Dawkins as Latter-Day Atomist
However much Dawkins lays himself open to parody,6 there is no denying that this latter-day avatar of the ancient atomists has achieved some degree of traction through his indefatigable “channeling” of the spirits of Darwin, Epicurus, and Lucretius. Indeed countless instances of Epicurean notions abound in modern, “advanced” thought. In Jacques Monod’s Le Hasard et la Necessité (Chance and Necessity), for instance, the author advances a number of arguments which are quintessentially Epicurean/Lucretian, to such an extent, it has been observed, “that it would be an exaggeration, but a pardonable one, to say that no leading principle of significance separates Monod from Lucretius than that the former merely knows more chemistry.”7
In fact, David Sedley has gone so far as to claim that the atomists, “with their faltering anticipations of Darwinism, may for the majority of readers have emerged as today’s winners by proxy.”8 Quite so. Darwin, largely innocent of formal philosophy himself, was nevertheless able to pull off a dazzling intellectual coup against the major thinkers of repute in the Western tradition going back over two millennia and to single-handedly rehabilitate the reputation of a philosophical school once almost universally excoriated. The coup is particularly notable since Darwin succeeded where all the argumentative brilliance of David Hume had struck little fire. So how did Darwin pull off this astounding philosophical manoeuvre?

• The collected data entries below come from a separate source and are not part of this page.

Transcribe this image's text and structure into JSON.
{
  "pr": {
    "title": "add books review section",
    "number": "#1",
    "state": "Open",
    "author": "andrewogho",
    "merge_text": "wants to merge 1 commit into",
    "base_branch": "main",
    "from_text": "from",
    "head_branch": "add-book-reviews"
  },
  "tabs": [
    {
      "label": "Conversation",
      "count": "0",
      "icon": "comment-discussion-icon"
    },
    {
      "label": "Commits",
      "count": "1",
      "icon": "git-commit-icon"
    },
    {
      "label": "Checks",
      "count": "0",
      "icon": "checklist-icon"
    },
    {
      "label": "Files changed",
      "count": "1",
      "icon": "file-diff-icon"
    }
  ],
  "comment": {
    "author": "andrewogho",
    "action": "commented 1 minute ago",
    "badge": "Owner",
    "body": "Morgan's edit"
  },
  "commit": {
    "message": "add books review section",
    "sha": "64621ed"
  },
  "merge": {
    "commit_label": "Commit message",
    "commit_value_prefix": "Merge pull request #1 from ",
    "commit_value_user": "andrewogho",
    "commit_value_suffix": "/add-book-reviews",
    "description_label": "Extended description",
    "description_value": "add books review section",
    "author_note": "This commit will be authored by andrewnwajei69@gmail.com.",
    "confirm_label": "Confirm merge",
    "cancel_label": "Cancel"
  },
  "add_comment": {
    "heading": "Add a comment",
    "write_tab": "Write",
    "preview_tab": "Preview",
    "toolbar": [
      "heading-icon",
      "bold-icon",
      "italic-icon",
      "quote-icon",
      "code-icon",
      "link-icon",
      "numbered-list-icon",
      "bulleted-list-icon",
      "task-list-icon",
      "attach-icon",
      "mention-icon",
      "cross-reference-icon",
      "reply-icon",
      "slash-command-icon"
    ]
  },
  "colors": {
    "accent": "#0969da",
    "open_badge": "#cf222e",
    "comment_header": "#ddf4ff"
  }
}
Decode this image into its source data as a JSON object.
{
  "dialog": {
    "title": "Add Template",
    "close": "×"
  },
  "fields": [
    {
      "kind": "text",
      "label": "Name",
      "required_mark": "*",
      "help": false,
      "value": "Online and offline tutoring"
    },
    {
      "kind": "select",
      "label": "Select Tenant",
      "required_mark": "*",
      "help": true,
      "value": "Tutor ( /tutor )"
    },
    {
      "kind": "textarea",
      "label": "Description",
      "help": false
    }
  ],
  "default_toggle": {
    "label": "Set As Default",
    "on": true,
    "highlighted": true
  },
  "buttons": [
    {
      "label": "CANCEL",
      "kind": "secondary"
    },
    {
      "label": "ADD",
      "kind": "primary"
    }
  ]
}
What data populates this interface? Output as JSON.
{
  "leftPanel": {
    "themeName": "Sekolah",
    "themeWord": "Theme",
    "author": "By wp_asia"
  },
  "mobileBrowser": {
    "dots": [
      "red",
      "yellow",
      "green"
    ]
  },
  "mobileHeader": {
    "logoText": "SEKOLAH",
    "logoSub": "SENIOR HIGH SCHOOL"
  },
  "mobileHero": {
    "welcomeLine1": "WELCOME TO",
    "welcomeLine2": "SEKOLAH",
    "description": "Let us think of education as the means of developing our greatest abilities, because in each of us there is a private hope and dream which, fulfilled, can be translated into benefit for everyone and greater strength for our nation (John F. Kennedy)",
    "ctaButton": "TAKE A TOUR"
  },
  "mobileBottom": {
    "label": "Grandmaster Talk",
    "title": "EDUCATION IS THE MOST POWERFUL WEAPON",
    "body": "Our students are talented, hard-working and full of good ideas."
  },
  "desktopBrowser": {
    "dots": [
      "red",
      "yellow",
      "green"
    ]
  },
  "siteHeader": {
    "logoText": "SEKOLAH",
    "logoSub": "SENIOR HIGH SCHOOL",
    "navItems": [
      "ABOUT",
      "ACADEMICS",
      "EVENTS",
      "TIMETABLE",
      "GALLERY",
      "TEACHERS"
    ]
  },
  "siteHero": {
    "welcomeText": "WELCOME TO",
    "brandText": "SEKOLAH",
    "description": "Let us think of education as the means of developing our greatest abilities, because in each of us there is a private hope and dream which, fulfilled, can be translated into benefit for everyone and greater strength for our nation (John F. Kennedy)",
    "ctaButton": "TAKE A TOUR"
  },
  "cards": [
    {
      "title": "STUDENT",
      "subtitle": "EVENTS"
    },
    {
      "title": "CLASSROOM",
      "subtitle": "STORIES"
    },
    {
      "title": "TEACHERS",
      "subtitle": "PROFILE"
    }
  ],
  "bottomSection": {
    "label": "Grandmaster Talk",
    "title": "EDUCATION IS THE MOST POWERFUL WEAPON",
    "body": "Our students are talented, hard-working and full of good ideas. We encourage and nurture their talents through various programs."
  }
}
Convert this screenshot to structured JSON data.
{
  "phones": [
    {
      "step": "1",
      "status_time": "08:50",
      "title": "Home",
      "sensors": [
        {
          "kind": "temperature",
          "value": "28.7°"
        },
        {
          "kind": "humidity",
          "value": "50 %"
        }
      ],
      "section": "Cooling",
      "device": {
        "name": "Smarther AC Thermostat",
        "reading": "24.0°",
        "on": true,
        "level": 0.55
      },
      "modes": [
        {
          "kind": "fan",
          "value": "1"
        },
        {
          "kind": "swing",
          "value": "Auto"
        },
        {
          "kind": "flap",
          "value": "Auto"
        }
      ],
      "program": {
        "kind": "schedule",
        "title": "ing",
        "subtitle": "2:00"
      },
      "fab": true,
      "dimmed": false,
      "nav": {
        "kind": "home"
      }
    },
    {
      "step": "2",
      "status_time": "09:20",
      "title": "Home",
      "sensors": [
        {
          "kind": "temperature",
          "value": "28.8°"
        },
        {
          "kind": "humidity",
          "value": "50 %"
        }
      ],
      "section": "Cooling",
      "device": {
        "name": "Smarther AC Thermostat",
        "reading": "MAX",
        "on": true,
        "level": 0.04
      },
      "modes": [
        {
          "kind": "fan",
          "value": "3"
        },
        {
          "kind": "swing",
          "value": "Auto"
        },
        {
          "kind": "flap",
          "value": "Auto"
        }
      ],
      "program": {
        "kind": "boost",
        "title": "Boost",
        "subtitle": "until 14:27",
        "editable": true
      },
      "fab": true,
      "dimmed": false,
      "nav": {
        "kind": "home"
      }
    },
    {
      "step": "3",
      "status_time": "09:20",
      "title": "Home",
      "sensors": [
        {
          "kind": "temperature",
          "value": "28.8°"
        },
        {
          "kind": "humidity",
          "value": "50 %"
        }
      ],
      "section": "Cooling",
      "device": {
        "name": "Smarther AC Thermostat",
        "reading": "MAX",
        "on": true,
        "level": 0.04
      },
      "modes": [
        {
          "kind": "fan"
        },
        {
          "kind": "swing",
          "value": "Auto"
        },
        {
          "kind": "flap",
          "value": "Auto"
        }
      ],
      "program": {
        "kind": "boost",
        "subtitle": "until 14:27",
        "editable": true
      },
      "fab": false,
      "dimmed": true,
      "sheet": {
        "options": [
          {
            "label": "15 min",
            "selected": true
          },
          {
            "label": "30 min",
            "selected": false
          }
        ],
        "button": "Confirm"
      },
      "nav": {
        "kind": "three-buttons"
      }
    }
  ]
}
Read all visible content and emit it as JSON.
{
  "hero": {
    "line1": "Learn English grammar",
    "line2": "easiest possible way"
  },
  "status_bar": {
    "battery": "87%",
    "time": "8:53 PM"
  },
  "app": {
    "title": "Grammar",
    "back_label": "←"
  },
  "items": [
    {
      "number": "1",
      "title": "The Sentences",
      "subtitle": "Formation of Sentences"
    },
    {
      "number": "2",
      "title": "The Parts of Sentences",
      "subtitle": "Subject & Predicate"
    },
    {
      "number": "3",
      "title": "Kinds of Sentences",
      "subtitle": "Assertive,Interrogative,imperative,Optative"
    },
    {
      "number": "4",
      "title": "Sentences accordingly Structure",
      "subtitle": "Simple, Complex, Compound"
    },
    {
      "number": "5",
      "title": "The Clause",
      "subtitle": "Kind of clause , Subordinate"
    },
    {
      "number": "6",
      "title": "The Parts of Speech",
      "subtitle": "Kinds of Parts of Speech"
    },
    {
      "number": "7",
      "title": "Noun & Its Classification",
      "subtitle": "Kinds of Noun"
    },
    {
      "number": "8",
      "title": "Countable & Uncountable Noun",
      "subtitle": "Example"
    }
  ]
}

Next, “For Darwin, Timing Was Everything.”
- Sedley, Creationism and Its Critics, p. 134.
- Such was for instance the sorry case with the notorious action of Agamemnon, whose fear of the goddess Artemis caused him to sacrifice his own daughter at the goddess’s whim in order to secure a favorable wind for his fleet’s sea voyage to Troy.
- As mentioned (and somewhat curiously), Epicurus went along with the then universal consensus that the gods existed but he thought that they were wholly impassible and morally disengaged and therefore pragmatically irrelevant to humankind and its concerns.
- See Tim Whitmarsh, Battling the Gods: Atheism in the Ancient World (London: Faber and Faber, 2016), pp. 173-185.
- As Oxford mathematics professor John Lennox noted, “I do not associate the existence of God as much with worry but with joy.” See Gunning for God: Why the New Atheists are Missing the Target (Oxford: Lion Hudson, 2011), p. 12.
- To such an extent that I am tempted to take at least some of his shtick to be self-parody (although to what end I cannot imagine!).
- Richard Spilsbury, Providence Lost: A Critique of Darwinism (Oxford: OUP, 1974), p. 111.
- Sedley, Creationism and Its Critics, p. 142.